III. LES PROPOSITIONS DE VOTRE COMMISSION DES LOIS : VEILLER À L'APPLICABILITÉ D'UNE PROPOSITION DE LOI NÉCESSAIRE

Votre commission tient à saluer l'initiative prise par notre collègue M. Richard Dell'Agnola, député, qui défend depuis de nombreuses années la création d'une infraction spécifique de conduite sous l'influence de stupéfiants. Elle approuve le dispositif proposé par l'Assemblée nationale tout en proposant de l'aménager afin qu'il soit pleinement opérationnel.

A. APPROUVER LA PROPOSITION DE LOI

Dès 1999, le Sénat avait proposé la création d'une infraction de conduite sous l'influence de stupéfiants. Il a renouvelé cette proposition en 2001 lors de la discussion du projet de loi relatif à la sécurité quotidienne. Votre commission est donc naturellement favorable aux dispositions de la proposition de loi.

La situation actuelle est en effet paradoxale. La conduite sous l'influence de l'alcool -produit licite- est sévèrement réprimée. Dans le même temps, aucun dispositif spécifique n'est prévu en cas de conduite sous l'influence de substances ou plantes classées comme stupéfiants -produits illicites.

La création d'une infraction spécifique de conduite sous l'influence de stupéfiants donne souvent lieu à deux objections : d'une part, les effets des stupéfiants sur la conduite demeureraient mal connus ; d'autre part, il ne serait pas possible, dans l'état actuel des connaissances scientifiques, d'établir un seuil à partir duquel la présence de stupéfiants dans l'organisme constituerait une infraction spécifique.

Face à ces objections, il convient de rappeler que le législateur a créé une infraction de conduite sous l'empire d'un état alcoolique avant que la recherche permette de définir des seuils à partir desquels la présence d'alcool dans l'organisme constituait une infraction .

Par ailleurs, tous les spécialistes sont d'accord pour admettre les effets néfastes sur la conduite de nombreux produits stupéfiants, par exemple la cocaïne ou l'héroïne. En réalité, la question discutée est celle des effets du cannabis sur la conduite automobile.

Des études sont actuellement en cours sur cette question. En particulier, la loi n° 99-505 du 18 juin 1999 portant diverses mesures relatives à la sécurité routière a prévu une enquête épidémiologique à partir des dépistages effectués sur les conducteurs impliqués dans des accidents mortels. Les résultats de cette enquête seront connus en 2004.

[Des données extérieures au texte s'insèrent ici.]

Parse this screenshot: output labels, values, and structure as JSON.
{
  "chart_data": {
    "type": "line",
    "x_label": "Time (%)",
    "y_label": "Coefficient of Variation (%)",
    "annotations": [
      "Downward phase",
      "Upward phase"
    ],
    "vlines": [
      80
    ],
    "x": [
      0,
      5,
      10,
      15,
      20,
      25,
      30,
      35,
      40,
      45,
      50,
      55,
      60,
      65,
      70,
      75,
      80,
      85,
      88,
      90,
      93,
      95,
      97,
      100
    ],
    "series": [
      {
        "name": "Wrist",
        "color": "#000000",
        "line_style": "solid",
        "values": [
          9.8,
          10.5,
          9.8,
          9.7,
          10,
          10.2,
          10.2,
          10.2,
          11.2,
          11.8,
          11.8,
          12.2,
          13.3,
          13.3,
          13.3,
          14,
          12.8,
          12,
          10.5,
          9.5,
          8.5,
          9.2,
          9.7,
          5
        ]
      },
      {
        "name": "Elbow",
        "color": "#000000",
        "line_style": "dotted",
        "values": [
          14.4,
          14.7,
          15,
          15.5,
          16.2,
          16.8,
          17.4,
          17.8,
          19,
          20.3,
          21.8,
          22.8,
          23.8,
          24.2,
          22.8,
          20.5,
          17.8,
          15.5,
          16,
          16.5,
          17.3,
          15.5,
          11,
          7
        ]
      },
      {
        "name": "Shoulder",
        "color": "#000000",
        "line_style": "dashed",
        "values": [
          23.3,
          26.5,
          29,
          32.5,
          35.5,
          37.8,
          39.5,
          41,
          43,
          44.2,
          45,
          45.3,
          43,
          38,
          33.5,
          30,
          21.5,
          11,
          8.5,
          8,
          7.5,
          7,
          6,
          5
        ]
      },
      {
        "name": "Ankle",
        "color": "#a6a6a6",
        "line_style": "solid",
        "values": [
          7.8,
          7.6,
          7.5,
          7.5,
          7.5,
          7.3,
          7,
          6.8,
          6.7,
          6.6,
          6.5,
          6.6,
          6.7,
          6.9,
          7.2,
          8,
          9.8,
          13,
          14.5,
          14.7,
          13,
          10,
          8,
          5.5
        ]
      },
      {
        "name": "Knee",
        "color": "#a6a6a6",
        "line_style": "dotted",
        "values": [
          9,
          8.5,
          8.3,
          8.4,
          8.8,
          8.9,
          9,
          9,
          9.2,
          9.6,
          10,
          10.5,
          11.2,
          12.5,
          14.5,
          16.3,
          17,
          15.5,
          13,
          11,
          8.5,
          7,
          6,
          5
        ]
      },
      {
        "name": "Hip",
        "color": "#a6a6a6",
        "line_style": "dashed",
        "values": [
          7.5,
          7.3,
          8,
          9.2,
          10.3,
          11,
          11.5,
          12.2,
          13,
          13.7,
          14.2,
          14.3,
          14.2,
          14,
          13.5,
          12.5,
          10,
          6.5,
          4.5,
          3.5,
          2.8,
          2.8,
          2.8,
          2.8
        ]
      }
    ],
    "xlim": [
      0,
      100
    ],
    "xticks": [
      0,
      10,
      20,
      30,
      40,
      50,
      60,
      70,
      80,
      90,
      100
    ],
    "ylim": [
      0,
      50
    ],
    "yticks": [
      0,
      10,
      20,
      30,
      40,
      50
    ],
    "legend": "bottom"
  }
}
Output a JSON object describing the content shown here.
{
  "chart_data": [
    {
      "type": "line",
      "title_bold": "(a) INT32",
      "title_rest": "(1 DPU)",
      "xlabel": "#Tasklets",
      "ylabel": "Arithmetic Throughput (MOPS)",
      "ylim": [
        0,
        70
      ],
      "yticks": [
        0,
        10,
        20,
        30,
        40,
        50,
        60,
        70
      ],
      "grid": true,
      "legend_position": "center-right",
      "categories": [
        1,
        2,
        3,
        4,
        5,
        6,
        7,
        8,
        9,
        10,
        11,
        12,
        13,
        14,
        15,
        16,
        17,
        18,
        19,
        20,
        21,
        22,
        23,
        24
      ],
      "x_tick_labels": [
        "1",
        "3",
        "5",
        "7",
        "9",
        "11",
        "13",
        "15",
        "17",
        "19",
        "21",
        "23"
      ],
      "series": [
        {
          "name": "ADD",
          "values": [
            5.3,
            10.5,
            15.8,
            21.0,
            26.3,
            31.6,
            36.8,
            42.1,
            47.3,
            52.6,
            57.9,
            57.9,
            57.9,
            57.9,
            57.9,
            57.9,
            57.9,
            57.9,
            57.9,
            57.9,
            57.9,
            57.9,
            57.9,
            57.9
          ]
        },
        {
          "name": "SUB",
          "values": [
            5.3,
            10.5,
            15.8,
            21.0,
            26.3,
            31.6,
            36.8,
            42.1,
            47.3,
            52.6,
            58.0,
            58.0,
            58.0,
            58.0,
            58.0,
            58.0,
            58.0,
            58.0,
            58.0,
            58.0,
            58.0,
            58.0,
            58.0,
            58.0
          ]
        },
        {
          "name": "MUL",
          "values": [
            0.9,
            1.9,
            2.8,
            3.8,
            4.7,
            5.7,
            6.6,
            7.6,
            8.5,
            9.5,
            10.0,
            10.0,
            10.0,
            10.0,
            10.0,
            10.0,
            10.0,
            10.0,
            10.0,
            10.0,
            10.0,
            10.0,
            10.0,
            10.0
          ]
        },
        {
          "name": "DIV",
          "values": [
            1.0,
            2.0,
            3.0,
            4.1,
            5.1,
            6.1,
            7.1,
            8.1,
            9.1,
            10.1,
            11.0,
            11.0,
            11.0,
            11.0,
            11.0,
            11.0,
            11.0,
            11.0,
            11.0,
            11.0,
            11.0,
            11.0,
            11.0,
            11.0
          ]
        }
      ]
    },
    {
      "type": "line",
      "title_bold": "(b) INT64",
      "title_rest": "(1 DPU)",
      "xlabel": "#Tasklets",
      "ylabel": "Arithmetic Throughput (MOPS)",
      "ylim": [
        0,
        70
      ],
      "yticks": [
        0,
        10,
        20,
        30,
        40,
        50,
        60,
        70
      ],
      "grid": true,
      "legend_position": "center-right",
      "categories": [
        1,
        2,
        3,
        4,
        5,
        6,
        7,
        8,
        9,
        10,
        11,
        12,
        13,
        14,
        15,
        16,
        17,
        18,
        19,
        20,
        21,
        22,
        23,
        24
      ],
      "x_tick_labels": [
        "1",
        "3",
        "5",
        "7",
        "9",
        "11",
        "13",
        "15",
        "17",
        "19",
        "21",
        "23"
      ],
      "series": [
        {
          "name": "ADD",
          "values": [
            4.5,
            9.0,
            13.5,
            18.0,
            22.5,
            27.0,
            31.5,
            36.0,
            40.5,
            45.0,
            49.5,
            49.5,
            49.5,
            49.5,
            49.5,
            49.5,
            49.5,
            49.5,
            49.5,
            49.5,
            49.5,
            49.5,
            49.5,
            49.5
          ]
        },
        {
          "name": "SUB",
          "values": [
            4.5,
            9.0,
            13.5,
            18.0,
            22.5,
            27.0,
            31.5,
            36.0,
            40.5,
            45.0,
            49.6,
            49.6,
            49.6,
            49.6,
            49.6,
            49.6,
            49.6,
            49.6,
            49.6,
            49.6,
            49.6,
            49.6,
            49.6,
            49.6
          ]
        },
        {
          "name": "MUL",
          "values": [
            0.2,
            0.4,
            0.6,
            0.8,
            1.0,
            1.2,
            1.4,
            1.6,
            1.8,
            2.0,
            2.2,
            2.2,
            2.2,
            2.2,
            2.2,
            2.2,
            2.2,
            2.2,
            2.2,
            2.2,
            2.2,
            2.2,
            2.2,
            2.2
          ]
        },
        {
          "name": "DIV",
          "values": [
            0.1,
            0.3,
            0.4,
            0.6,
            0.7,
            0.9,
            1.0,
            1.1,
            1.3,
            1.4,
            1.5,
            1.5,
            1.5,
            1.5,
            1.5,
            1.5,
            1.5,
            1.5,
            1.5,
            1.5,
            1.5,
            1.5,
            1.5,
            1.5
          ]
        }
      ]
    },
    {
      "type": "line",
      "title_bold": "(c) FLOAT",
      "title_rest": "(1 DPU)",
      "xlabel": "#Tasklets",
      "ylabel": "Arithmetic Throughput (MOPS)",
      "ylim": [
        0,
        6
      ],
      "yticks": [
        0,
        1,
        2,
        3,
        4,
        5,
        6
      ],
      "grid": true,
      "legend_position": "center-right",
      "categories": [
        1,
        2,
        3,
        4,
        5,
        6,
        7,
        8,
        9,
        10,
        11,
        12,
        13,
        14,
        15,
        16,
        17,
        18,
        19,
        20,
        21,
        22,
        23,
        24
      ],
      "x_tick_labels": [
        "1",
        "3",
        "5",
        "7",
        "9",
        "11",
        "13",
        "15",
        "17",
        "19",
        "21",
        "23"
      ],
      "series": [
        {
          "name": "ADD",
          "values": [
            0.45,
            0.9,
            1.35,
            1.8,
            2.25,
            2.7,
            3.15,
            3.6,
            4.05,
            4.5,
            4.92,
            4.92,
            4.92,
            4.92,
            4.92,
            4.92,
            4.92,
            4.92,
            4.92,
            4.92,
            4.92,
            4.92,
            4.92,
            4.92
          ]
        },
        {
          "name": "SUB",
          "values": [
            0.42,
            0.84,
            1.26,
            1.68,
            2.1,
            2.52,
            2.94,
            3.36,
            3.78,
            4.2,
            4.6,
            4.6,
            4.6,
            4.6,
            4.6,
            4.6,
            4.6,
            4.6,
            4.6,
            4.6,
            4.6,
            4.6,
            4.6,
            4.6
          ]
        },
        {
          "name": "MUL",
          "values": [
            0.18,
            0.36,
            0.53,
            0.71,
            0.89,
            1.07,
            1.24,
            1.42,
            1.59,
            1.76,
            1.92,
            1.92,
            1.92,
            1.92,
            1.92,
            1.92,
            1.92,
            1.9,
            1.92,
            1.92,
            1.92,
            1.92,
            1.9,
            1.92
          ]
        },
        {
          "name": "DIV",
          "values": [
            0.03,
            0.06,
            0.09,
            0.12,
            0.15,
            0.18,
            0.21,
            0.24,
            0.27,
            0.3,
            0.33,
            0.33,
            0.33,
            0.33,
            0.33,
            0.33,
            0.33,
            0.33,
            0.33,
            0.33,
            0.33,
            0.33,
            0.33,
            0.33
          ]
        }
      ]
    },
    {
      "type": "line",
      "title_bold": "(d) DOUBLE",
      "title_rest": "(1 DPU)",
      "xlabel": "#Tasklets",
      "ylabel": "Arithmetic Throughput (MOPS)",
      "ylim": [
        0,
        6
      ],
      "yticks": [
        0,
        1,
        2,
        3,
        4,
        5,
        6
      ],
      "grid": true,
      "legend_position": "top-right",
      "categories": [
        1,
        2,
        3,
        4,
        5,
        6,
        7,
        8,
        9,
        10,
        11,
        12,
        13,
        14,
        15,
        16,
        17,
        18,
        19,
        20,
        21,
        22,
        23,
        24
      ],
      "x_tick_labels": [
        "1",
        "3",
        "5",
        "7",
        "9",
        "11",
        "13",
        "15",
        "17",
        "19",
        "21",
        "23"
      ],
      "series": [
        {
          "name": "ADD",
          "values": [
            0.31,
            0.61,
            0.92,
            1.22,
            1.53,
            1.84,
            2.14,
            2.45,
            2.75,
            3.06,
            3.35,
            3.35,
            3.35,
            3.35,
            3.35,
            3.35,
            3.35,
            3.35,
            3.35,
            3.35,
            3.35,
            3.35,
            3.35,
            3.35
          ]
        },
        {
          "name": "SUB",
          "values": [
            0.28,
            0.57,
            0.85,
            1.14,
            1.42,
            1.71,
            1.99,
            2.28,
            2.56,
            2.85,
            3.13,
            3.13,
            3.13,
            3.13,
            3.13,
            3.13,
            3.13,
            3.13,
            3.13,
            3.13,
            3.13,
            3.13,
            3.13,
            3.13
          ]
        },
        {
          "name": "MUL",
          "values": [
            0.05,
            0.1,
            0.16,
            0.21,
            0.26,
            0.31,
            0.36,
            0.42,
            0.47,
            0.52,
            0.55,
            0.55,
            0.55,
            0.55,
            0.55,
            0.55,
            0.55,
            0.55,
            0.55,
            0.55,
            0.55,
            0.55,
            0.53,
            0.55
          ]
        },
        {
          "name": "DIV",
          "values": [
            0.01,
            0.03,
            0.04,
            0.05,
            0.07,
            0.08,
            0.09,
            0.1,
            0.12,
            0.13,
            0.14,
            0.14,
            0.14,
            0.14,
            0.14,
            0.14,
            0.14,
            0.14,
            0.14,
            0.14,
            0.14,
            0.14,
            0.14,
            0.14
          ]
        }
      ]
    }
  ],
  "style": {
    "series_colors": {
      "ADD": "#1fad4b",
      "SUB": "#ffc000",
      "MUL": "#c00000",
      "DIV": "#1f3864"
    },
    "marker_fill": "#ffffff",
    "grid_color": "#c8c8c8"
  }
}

Dans cette attente, votre commission estime normal de sanctionner spécifiquement la conduite sous l'influence du cannabis, produit dont la consommation est pénalement réprimée dans notre pays. Si les effets du cannabis sur la conduite automobile sont encore mal connus, l'expertise collective de l'INSERM 3 ( * ) sur les effets du cannabis sur le comportement et la santé précise néanmoins : « Pour étudier les effets de la consommation de cannabis sur la conduite, les chercheurs soumettent des sujets conducteurs (non-usagers ou usagers occasionnels de cannabis) à diverses batteries de tests (sensoriels, psychomoteurs ou sur simulateur) ou les observent en situation de conduite réelle. Malgré différents problèmes méthodologiques portant sur la définition du dosage, l'administration de la substance ou le plan d'expérience, les résultats montrent globalement une nette détérioration de certaines facultés sous l'influence du cannabis : temps de réaction allongé, capacité de contrôle d'une trajectoire amoindrie, mauvaise appréciation du temps et de l'espace, réponses en situation d'urgence détériorées ou inappropriées. »

Une enquête conduite entre avril 1999 et novembre 2001 à la demande de la société de l'assurance automobile du Québec sur 354 conducteurs mortellement blessés et 5.931 conducteurs témoins contrôlés sur le bord de la route, tend à montrer que le risque d'accident mortel est multiplié par 3,7 en cas d'usage d'alcool, 2,2 en cas d'usage de cannabis, 4,9 en cas d'usage de cocaïne et 2,5 en cas d'usage de benzodiazépine.

S'il devait résulter des enquêtes en cours que certaines substances classées comme stupéfiants n'ont d'influence sur la conduite que lorsqu'elles sont consommées à haute dose, il serait alors possible de prévoir des seuils comme le législateur l'a fait dans le passé pour l'alcool.

En tout état de cause, il n'est plus possible d'attendre de nouvelles enquêtes, de nouvelles statistiques pour agir. L'usage de stupéfiants est interdit dans notre pays. Il est tout à fait justifié d'être particulièrement sévère à l'égard de ceux qui conduisent après avoir fait usage de ces substances.

* 3 Cannabis : quels effets sur le comportement et la santé, Expertise collective, INSERM, 2001.